With the global energy transformation defining the energy landscape and world economies, fossil fuel will still account for 53 per cent of the world energy demand even up to 2040.

This was made known by the Chief Executive Officer, Seplat Petroleum Development Company Plc, Austin Avuru, while speaking on a panel session at the 2019 workshop hosted by Petroleum Technology Association of Nigerian (PETAN) at the Offshore Technology Conference (OTC), with the theme: ‘Global Energy Transformation – The Effect and Future of the African Oil Industry and Economy’ in Houston Texas, United States.

According to him, “Even up to 2040, fossil fuel will account for 53 per cent of the world energy demand. So what we are seeing today is a gradual decline in the total contribution of fossil fuel to the energy mix over time. It is not an overnight elimination of fossil fuel.

Speaking further, Avuru noted that the global trend in energy supply would seem to suggest an alarmist way, adding that, “The impression is generally given that the world is fighting a spirited battle to make sure that fossil fuel becomes irrelevant; and in that context, for countries like Nigeria that are endowed with fossil fuel, some people seem to be saying Nigeria is going to wake up one day and find out there is no use for its crude oil and natural gas.

“This impression also suggests that Nigeria will become a worthless country because its fossil fuel endowment will become completely useless to the world.”

However, Avuru  affirmed that, “As we move beyond 2030, 2040 and 2050, the energy mix will continue to be guided by availability, commercial consideration; which means, even for fossil fuel, countries will pay attention to cost because fossil fuel will have to be able to compete the same way renewable will have to be able to compete.”

He explained that fossil fuel was always known to be a finite resource which means that the world, even over the last 100 years, knew that we will come to a point where there will be a decline in the supply of fossil fuel as energy source.

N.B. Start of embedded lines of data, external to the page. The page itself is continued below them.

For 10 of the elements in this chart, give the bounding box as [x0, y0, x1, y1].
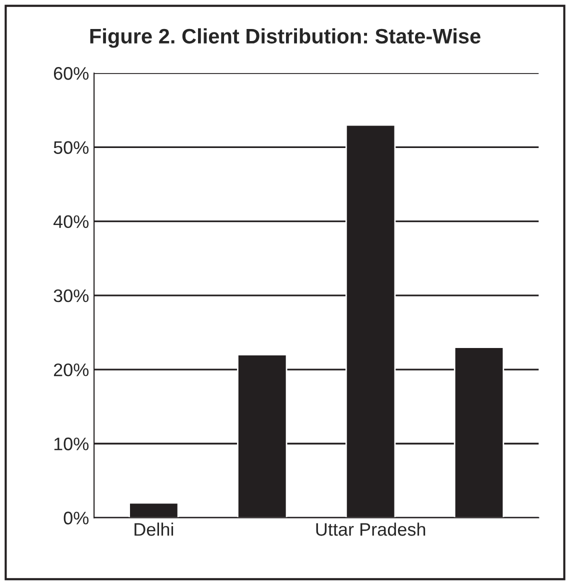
- y-tick-label: 0%: [64, 512, 89, 524]
- y-tick-label: 40%: [53, 215, 89, 228]
- y-tick-label: 50%: [54, 141, 89, 154]
- y-tick-label: 30%: [54, 289, 89, 302]
- y-tick-label: 60%: [54, 67, 89, 80]
- x-tick-label: Delhi: [134, 522, 174, 536]
- y-tick-label: 10%: [54, 438, 89, 450]
- chart-title: Figure 2. Client Distribution: State-Wise: [90, 28, 480, 48]
- y-tick-label: 20%: [54, 363, 89, 376]
- x-tick-label: Uttar Pradesh: [316, 522, 426, 536]
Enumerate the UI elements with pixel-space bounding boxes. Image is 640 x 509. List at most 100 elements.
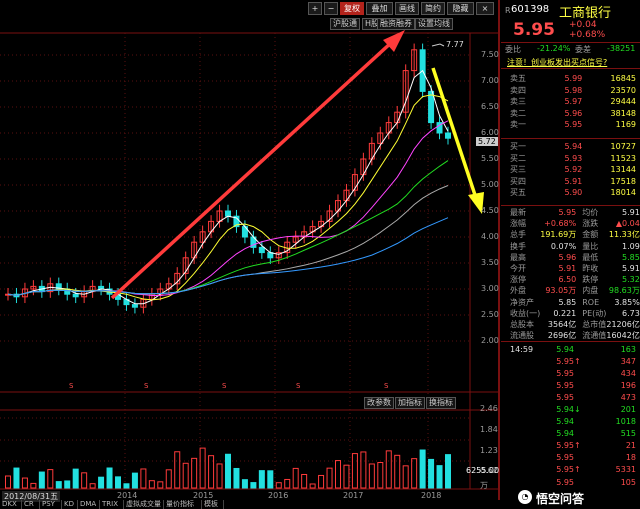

“Those days in the 70s, there was a prediction by the International Energy Agency (TEA) that between 2012 and 2015 we would get to peak oil. Peak oil means that beyond that point, we will begin to see a decline in the world production. Thanks to technology. That date has been shifted forward. Peak oil will come. We have only shifted it forward because of technology,” the Seplat boss said

“Today technology has enabled us to get crude oil and natural gas out of shale. Those of us who are geologists have always known that, there was crude oil in shale but shale didn’t have the permeability to release it. What technology has done through tracking is to induce that permeability to release the crude oil and natural gas from shale. Thanks to technology because we have seen additional sources of crude oil and natural gas that moved backwards the date for peak oil.”

He stressed that energy needs keep increasing by three percent on a yearly basis. If that 11 percent accounted for by renewable energy were not there today, the demand for crude oil and natural gas would have driven the cost of crude oil to about $200 per barrel.

“Invariably, what we are seeing is a gradual transformation that should not be seen as a curse but as a solution that is being provided to the world that by the time we get to the point of decline in the supply of fossil fuel, there will be alternatives to fill the vacuum,” he noted.

‘’When we see the demand for energy versus the supply, if we do nothing about oil and gas, we will see that the gap over a 20-year period will lead to a catastrophe,” he said.

He pointed out that there was no gang up by the world to make fossil fuel irrelevant. “What the world is doing is to start in a timely fashion to develop the alternatives that must come when fossil fuel delivery in the world energy mix starts to decline,” the Seplat CEO explained.